Forçado em 1865 o Brasil à guerra contra Solano Lopéz e seu Paraguai, Fonseca Galvão alistou-se no Exército Imperial e serviu com os zuavos. Distinguiu-se muito pela coragem e outras virtudes guerreiras, o que lhe valeria a promoção a oficial do Exército e atribuição de uma pensão. Mudou-se em 1880 para o Rio de Janeiro, que era então capital do país. Para a elite social e económica, este estranho aristocrata - nascera pobre apesar da ascendência nobre; lutara pela promoção e o respeito alheio nos campos de morte do Paraguai, e conseguira-a; trajava bizarramente, fazia-se tratar como aristocrata e desenvolvia activismo político - era tido como uma "aberração folclórica". Não o considerava o Imperador Pedro II do Brasil, filho de Pedro I & IV e neto de Dom João VI, que por Dom Obá construiu genuína afeição. Os dois tornaram-se amigos, escreviam-se e ouviam-se sobre temas de importância. O Imperador passou a receber regularmente Fonseca Galvão no Palácio de São Cristóvão, sede da monarquia, onde lhe dispensava honras e tratamento de soberano estrangeiro. Entre 1882 e 1884, os dois homens encontraram-se pessoalmente 125 vezes, quase sempre para a discussão do assunto que mais animava Dom Obá: a abolição da escravatura e a concessão de plena igualdade de direitos aos negros brasileiros. Dom Pedro, que nutria por ambas as causas reconhecida simpatia, teve em Galvão apoiante e conselheiro.

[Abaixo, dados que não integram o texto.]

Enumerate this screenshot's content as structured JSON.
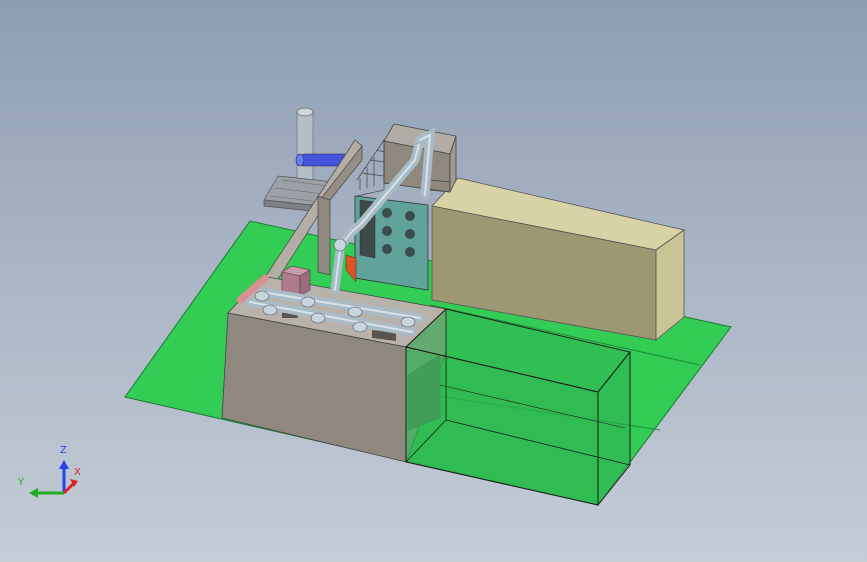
{
  "viewport": {
    "background_top": "#8d9db2",
    "background_bottom": "#c4ccd6",
    "model": {
      "ground_color": "#33cc55",
      "building_color": "#8f887e",
      "tank_color": "#c9c494",
      "pipe_color": "#a9bcc6",
      "panel_color": "#5fa39b",
      "accent_red": "#cc4444",
      "accent_blue": "#4455dd",
      "accent_pink": "#b07a8e"
    }
  },
  "triad": {
    "z_label": "Z",
    "x_label": "X",
    "y_label": "Y",
    "z_color": "#2244ee",
    "x_color": "#dd2222",
    "y_color": "#22aa22"
  }
}
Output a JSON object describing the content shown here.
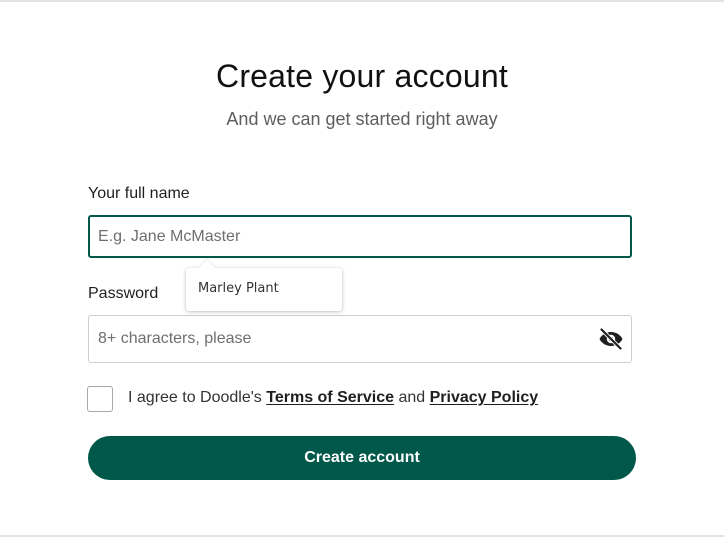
{
  "header": {
    "title": "Create your account",
    "subtitle": "And we can get started right away"
  },
  "form": {
    "name_label": "Your full name",
    "name_placeholder": "E.g. Jane McMaster",
    "name_value": "",
    "autocomplete_suggestion": "Marley Plant",
    "password_label": "Password",
    "password_placeholder": "8+ characters, please",
    "password_value": "",
    "password_toggle_icon": "eye-slash-icon",
    "agree_prefix": "I agree to Doodle's ",
    "terms_link": "Terms of Service",
    "agree_and": " and ",
    "privacy_link": "Privacy Policy",
    "submit_label": "Create account"
  },
  "colors": {
    "brand": "#00584a",
    "text": "#1f1f1f",
    "muted": "#5e5e5e",
    "border": "#cfcfcf"
  }
}
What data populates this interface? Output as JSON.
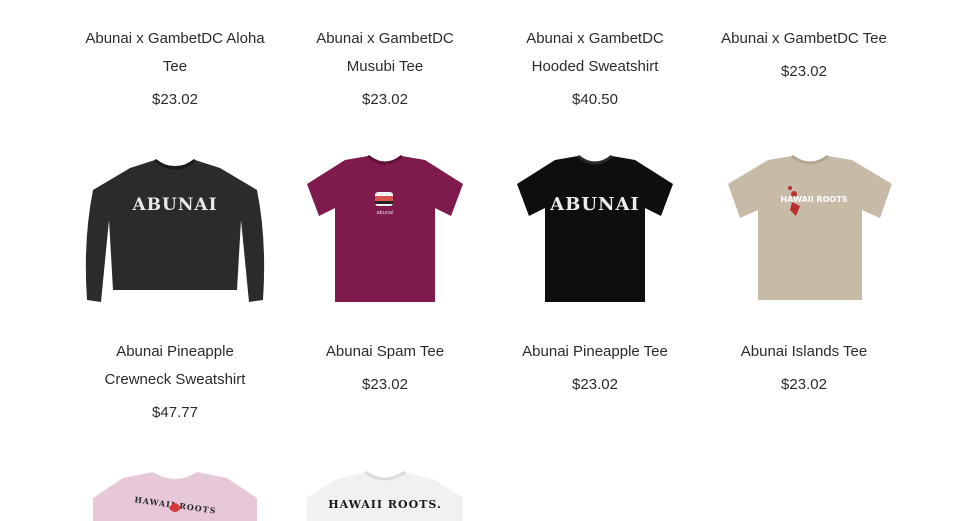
{
  "products": [
    {
      "name": "Abunai x GambetDC Aloha Tee",
      "price": "$23.02"
    },
    {
      "name": "Abunai x GambetDC Musubi Tee",
      "price": "$23.02"
    },
    {
      "name": "Abunai x GambetDC Hooded Sweatshirt",
      "price": "$40.50"
    },
    {
      "name": "Abunai x GambetDC Tee",
      "price": "$23.02"
    },
    {
      "name": "Abunai Pineapple Crewneck Sweatshirt",
      "price": "$47.77",
      "graphic": "ABUNAI",
      "color": "#2b2b2b"
    },
    {
      "name": "Abunai Spam Tee",
      "price": "$23.02",
      "graphic": "abunai",
      "color": "#7e1b4c"
    },
    {
      "name": "Abunai Pineapple Tee",
      "price": "$23.02",
      "graphic": "ABUNAI",
      "color": "#0e0e0e"
    },
    {
      "name": "Abunai Islands Tee",
      "price": "$23.02",
      "graphic": "HAWAII ROOTS",
      "color": "#c7bba8"
    },
    {
      "graphic": "HAWAII ROOTS",
      "color": "#e6c8d8"
    },
    {
      "graphic": "HAWAII ROOTS.",
      "color": "#f1f1f1"
    }
  ]
}
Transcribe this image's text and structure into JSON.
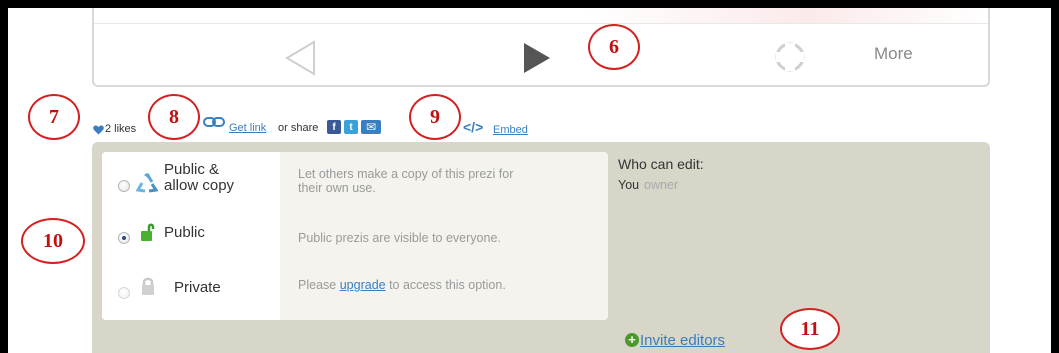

A sua figura extraordinária - era indivíduo de dois metros de altura e vestia-se, como acima de comentava, de modo irremediavelmente extravagante - concitou abundante cochicho e, dada a proximidade ao Imperador, inevitável inveja. O "príncipe" usou o prestígio que obteve para fazer avançar o seu projecto de abolição da escravatura, fazendo-se muito intensa a sua actividade como colunista e propagandista. Ela, combinada com a fama aristocrática e a amizade do Imperador, valeu-lhe a estima e a devoção de número imenso de brasileiros africanos, que passaram a segui-lo como seu chefe e defensor. Sobre a discriminação, de que era convencido adversário, disse o príncipe que era absurda, pois é "cada qual como Deus o fez". Esta era, num século XIX tão inundado por teses de supostas superioridades raciais, posição rara no Ocidente e até, crescentemente, entre a elite brasileira. A avançada cabeça de Dom Obá denunciou-o pela palavra dita e pela pena. "Um país tão novo onde completamente não reina a severa civilização colimada, porque ainda há quem apure a tolice (...) do preconceito de cor", reza um dos seus poemas.

Com o apeamento da monarquia e o exílio de Dom Pedro II, Dom Obá viria a sofrer fortemente pelas suas posições pró-monárquicas e pró-abolicionistas. As novas autoridades republicanas retiraram-lhe as honras militares e o posto de alferes. Logo depois, em 1890, o notável homem morreu. Se naturalmente ou de desgosto pela injúria recebida, não se sabe. Claro é que foi grande a tristeza com o seu passamento, falando a imprensa de então na sua "enorme tribo de seguidores" e na "imensa popularidade" do Príncipe.

Embora tenha sido tão infeliz o fim de Dom Obá de África, o seu exemplo é eloquente por demonstrar, como inegavelmente demonstra, o fosso imenso de civilização, sensibilidade e formação que separa o Brasil - então já independente, mas de raiz e esqueleto inexoravelmente portugueses - com esses Estados Unidos em que ainda há umas décadas havia KKK e apartheid.